I saw it through the windows as a child –
…..Some fine, well-founded house
…..Placed high: on an embankment,
…..Over a green hill where
…..the clouds rest easy,
…..and the sun spreads it hands.
I’d be walking past with my schoolbag
…..And look up, always up.
Some grace note would sound –
…..A wind chime, a fresh breeze
…..Through neat European trees,
…..And I’d be mourning it:
…..The sense of cleanly purpose,
…..The door opening on an impossible decency.

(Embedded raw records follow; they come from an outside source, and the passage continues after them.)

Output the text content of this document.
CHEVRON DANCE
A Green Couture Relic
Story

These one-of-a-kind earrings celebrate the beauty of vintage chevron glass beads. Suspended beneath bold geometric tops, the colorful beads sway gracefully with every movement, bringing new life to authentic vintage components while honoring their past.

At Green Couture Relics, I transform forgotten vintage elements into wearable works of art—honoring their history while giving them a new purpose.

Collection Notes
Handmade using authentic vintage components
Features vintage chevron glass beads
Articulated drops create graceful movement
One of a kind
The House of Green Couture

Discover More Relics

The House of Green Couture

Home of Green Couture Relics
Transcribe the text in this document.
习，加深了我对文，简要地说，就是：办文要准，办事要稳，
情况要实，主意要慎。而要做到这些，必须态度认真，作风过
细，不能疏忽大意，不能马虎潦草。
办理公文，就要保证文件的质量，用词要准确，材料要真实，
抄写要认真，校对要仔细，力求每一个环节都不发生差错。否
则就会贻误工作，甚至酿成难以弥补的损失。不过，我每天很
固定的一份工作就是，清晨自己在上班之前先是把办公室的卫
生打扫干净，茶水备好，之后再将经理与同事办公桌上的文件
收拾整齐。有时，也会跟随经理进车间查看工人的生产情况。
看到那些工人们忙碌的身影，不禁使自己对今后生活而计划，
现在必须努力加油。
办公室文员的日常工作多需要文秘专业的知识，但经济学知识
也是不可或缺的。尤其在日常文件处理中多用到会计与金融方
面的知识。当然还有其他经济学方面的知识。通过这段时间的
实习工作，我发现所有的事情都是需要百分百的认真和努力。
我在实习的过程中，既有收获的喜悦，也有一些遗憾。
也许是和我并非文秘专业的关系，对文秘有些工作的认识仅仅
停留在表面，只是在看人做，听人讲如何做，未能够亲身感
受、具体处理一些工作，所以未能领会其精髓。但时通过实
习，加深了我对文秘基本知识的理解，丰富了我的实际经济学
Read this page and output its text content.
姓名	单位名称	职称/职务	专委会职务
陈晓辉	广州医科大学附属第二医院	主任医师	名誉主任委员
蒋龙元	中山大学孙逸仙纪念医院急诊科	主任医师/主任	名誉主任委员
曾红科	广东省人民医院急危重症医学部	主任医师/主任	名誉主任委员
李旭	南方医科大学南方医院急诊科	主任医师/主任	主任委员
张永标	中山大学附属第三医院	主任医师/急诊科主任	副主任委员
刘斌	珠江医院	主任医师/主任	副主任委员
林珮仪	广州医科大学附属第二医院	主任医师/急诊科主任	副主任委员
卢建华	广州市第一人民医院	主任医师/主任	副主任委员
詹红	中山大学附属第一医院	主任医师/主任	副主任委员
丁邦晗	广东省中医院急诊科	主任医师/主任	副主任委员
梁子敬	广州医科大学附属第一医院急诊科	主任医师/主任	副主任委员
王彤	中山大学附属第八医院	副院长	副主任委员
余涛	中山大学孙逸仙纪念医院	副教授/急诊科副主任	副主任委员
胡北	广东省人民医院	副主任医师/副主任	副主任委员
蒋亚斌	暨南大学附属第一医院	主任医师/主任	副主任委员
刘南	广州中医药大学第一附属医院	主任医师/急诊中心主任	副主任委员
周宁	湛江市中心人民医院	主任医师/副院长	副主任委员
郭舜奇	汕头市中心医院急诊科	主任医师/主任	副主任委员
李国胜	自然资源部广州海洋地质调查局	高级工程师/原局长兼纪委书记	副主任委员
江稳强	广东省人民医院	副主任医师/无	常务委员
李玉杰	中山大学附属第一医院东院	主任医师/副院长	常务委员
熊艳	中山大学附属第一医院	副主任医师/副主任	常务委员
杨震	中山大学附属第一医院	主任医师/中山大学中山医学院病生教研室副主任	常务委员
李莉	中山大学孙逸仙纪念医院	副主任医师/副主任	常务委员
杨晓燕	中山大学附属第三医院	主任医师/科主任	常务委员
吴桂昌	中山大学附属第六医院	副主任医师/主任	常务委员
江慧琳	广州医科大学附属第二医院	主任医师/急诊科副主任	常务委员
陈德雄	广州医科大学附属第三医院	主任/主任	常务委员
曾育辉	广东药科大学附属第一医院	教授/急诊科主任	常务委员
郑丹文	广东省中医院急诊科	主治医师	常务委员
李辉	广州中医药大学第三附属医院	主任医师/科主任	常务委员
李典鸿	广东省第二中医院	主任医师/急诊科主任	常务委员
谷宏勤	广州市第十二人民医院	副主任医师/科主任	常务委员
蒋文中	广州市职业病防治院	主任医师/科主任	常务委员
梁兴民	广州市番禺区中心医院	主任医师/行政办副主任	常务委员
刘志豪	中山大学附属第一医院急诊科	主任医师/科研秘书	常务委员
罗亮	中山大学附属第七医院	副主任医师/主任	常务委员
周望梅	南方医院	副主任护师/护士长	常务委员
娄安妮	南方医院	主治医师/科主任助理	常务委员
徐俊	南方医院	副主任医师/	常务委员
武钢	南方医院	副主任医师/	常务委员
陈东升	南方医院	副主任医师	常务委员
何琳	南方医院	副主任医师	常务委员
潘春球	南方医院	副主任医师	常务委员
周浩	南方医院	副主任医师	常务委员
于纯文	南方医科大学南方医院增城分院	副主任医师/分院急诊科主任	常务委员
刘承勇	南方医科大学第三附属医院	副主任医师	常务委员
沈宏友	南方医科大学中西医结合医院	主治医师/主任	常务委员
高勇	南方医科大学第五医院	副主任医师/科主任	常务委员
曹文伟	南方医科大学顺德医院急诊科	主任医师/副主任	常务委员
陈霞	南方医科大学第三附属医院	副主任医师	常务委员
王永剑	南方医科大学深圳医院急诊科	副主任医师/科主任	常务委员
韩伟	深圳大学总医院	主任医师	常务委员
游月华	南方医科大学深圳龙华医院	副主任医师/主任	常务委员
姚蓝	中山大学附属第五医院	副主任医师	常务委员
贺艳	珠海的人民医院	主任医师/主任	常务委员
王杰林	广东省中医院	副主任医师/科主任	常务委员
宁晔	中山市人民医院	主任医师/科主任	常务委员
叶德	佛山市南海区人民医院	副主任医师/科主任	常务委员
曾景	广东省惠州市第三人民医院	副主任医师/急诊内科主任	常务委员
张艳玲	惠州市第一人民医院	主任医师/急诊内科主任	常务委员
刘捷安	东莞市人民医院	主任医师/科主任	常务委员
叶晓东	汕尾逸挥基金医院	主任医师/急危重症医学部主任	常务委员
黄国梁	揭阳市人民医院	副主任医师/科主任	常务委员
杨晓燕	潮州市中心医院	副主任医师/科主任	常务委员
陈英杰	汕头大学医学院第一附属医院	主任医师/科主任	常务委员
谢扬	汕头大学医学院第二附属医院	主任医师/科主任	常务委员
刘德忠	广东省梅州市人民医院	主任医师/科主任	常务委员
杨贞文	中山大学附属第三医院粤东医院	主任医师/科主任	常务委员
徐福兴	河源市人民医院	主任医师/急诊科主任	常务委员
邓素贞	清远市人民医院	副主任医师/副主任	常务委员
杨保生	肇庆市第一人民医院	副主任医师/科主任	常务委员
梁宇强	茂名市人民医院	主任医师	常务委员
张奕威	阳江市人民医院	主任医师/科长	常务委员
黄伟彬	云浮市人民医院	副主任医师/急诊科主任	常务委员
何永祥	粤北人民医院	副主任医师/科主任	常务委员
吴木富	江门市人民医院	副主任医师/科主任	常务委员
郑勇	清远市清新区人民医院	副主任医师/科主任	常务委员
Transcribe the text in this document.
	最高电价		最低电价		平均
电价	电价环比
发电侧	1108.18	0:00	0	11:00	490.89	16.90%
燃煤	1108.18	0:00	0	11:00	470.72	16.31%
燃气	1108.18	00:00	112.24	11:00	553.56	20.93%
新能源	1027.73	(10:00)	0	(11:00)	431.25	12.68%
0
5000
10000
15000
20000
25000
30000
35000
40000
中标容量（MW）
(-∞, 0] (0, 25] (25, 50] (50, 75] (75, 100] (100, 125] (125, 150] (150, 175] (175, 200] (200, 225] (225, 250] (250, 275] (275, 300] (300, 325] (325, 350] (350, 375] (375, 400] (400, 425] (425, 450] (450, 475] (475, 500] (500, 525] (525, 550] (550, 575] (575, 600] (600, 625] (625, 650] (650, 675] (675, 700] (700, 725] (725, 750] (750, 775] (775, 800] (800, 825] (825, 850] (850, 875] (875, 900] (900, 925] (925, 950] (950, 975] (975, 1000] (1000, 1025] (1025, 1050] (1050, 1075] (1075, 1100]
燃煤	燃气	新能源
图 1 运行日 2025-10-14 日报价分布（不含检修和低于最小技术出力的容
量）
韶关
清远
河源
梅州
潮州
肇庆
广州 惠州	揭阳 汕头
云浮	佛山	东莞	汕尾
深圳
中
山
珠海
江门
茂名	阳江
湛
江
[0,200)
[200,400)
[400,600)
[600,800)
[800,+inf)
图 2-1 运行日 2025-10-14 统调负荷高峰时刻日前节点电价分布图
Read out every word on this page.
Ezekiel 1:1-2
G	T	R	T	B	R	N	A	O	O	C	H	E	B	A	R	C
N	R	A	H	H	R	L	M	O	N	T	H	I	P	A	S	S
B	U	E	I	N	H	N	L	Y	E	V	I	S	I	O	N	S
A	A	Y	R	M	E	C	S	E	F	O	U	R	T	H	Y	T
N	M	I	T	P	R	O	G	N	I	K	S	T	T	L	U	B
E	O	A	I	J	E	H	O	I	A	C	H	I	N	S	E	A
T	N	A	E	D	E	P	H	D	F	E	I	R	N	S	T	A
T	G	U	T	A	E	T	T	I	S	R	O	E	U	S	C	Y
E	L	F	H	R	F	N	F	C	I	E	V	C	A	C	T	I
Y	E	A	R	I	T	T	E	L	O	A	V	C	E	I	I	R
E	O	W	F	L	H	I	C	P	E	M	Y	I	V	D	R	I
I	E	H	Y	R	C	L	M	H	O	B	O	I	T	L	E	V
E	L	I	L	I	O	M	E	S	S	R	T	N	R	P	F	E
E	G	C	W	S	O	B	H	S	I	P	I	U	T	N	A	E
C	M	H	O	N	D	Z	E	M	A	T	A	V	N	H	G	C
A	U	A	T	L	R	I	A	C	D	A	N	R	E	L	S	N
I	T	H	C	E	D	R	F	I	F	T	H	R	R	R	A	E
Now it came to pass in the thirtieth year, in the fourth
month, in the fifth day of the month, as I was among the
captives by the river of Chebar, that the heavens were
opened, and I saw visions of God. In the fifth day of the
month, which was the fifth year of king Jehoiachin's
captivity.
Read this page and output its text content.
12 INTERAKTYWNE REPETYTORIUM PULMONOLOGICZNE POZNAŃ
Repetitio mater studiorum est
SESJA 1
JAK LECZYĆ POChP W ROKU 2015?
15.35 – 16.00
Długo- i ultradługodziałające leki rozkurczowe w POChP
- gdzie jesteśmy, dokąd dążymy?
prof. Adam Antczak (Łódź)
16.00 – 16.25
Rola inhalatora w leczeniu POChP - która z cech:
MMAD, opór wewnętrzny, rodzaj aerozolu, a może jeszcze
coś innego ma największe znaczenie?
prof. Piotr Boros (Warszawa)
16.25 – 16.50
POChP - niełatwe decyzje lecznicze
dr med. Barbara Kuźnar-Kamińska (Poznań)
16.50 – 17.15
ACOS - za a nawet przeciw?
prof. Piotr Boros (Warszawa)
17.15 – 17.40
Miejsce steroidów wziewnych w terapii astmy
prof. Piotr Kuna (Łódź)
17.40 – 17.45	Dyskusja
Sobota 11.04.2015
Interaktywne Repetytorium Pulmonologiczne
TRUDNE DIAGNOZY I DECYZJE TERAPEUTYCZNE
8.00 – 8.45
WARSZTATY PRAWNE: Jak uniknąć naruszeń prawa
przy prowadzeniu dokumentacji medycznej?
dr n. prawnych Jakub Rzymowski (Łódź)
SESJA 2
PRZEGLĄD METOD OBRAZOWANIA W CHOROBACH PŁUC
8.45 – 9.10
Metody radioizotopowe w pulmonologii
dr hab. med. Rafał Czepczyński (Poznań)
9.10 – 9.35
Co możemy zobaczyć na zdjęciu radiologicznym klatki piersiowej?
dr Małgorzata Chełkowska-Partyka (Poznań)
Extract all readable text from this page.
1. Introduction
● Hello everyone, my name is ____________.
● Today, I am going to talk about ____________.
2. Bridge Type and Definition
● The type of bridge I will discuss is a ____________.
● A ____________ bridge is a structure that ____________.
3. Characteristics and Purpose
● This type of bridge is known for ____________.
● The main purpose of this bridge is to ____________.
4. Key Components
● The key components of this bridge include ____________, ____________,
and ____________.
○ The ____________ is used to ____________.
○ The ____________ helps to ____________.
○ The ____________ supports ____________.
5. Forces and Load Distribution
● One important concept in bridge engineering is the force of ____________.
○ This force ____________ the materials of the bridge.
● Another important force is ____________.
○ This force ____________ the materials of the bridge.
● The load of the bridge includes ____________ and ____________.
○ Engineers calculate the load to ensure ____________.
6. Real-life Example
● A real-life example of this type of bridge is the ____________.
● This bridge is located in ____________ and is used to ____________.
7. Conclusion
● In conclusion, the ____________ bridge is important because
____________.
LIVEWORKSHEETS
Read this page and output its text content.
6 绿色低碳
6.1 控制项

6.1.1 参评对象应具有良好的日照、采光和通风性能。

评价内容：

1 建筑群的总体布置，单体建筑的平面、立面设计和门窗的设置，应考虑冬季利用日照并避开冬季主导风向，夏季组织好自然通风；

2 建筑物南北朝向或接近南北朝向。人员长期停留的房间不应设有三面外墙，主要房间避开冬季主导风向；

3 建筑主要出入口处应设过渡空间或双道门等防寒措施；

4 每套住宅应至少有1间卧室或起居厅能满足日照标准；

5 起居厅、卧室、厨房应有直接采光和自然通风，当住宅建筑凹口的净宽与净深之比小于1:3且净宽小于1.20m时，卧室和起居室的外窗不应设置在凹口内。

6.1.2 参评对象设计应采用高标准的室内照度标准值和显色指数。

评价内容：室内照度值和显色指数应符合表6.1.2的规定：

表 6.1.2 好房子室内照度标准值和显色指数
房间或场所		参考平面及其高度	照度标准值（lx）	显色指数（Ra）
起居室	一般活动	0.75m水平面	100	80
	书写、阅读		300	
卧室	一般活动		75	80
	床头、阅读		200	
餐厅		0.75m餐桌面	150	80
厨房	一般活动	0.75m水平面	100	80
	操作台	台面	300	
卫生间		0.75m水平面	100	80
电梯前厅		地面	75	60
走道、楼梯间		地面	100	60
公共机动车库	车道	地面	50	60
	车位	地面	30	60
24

Where else does longing start but in mistaking
…..Something strange for something lost?
A Tall Man’s Prayer
Lord, let me not fall
…..Crookedly into place–
Rather keep me upright.
Let my tall shadow fall
…..Evenly in all weathers.
My legs keep limber,
My knees well-hinged,
And my long back straight–
…..Keep it a ladder of bones.
If I must bend with age
Let that bending be easy–
Let it be bending
…..Truly – not stooping.
ABOUT THE POET
ELIAS GREIG is a PhD candidate at the University of Sydney. His research focusses on the link between poetic and political representation in the early work of William Wordsworth. Other research interests include William Hazlitt, Mary Wollstonecraft, British Radicalism in the 1790s, and Robert Burns. He has discussed Romantic Literature on ABC radio, reviewed theatre for The Conversation, and is the Postgraduate Representative for the Romantic Studies Association of Australasia (RSAA). All these achievements have been funded by over ten years of casual work: in retail, as a shoe salesman, and, most recently, bookseller; in academia, as a casual lecturer and tutor at the University of Sydney, and, most recently, casual marker at several universities across Australia. Of these occupations, shoes pay best, books worst, and marking is by far the most unpleasant.